新着情報
文学部英文科・上林ゼミで神戸酒心館の酒蔵見学会を実施しました
2026年2月27日(金) 文学部新着情報 お知らせの一覧2025年12月13日、文学部英語英米文学科の上林ゼミナールで、株式会社神戸酒心館の酒蔵見学会を実施しました。上林ゼミでは、「食べ物から世界各地のつながりを考える」をテーマとして学習を行ってきました。今回の酒蔵見学は、食と環境、そして地域社会とのつながりという上林ゼミの重要テーマを、神戸という街、そして地域の有力産業である日本酒を通して見つめ直す、大変良い機会となりました。
当日は、まず神戸酒心館代表取締役社長の安福武之助様より、同社のSDGsに関する取り組みを中心に話していただきました。安福社長の講演では、変化の大きい現代においても高品質の日本酒を作り続けるために神戸酒心館が取り組んでいる様々なプロジェクト——例えば、神戸市北区大沢町での酒米づくりの取り組みやボトルのリサイクル——を解説していただきました。またさまざまな酒造りをめぐる様々な技術革新についての話や、震災からの復興も含めた神戸酒心館の歴史からは、日本酒作りと神戸との深いつながりを理解することができました。
講演中の安福武之助社長と熱心に聞く学生
安福社長の講演後、福寿蔵にて、日本酒作りの過程を見学しました。見学会では、神戸酒心館・広報部主任のメソレッラ・チンツィアさんに解説していただきました。精米歩合による味の違いといった日本酒の基礎知識の説明を踏まえて、仕込み蔵を実際に見学しながら、日本酒造りの工程を学ぶという充実した時間を過ごすことができました。またメソレッラさんに海外からの見学者が多いこと、多言語での見学会の実施に対応していることもお聞きし、観光業への就職者が多い英文科のゼミとしては、日本酒造りの観光という側面を知ることは重要な学びの機会でした。
福寿蔵でメソレッラさんの説明を聞く参加学生
最後に見学会参加者で、神戸酒心館のレストラン・さかばやしで昼食会を実施しました。安福社長からは、福寿の差し入れもいただき、大変おいしい料理を食べながら当日学んだことを振り返る、充実した食事となりました。文学部英文科・上林ゼミでは、食べ物という身近な題材から、世界史や環境問題といった大きなテーマにつながる課外学習を今後も実施していきたいと思っております。

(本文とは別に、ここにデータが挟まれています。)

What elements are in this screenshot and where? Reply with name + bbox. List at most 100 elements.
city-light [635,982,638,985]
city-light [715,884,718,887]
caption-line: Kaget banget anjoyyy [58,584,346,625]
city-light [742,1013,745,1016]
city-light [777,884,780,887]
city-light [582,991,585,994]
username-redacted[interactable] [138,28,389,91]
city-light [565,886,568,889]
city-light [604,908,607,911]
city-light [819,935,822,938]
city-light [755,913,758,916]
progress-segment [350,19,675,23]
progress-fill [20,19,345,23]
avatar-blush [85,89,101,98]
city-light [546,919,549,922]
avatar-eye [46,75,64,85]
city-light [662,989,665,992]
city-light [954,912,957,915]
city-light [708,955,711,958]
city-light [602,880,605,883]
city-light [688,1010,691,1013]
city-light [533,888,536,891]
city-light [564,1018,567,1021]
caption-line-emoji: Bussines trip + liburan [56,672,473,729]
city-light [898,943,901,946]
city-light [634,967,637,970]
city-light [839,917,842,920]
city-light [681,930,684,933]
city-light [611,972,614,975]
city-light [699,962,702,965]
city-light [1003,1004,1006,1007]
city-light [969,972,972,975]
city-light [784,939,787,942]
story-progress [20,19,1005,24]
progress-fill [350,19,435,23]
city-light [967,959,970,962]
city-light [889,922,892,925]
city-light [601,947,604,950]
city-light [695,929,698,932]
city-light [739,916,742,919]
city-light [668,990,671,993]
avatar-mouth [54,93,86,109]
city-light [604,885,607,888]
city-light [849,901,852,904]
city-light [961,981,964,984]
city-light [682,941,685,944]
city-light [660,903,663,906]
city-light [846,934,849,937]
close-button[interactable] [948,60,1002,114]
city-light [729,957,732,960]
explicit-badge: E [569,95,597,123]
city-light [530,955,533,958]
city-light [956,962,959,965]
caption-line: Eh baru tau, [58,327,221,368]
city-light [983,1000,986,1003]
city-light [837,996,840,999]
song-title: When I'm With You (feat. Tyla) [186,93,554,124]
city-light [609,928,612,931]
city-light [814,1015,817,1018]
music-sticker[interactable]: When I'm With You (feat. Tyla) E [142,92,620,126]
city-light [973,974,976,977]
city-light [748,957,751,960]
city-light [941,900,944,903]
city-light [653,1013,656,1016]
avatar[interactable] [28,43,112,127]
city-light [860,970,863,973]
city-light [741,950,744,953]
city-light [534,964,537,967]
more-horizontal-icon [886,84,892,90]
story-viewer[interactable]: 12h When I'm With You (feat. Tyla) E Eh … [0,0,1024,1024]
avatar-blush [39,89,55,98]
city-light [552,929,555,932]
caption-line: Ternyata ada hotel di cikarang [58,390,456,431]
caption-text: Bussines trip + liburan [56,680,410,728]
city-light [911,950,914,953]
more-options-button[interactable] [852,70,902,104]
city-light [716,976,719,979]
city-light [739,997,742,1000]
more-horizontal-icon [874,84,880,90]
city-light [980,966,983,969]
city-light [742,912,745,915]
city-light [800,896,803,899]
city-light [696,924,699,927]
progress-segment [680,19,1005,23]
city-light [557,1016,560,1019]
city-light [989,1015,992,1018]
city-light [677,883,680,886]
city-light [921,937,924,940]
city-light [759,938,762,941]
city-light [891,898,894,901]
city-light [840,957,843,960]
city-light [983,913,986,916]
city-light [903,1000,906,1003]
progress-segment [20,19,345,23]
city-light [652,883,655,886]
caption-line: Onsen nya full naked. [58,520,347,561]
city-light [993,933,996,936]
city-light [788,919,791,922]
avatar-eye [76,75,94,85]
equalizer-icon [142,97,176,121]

本見学会の実施にあたり、株式会社神戸酒心館代表取締役社長の安福武之助様、広報部の幸徳伸也様、メソレッラ・チンツィア様に大変お世話になりました。改めて感謝申し上げます。また甲南高校元教諭の南里章二先生のご助力、甲南大学つながる学園推進室のご協力もいただきました。感謝申し上げます。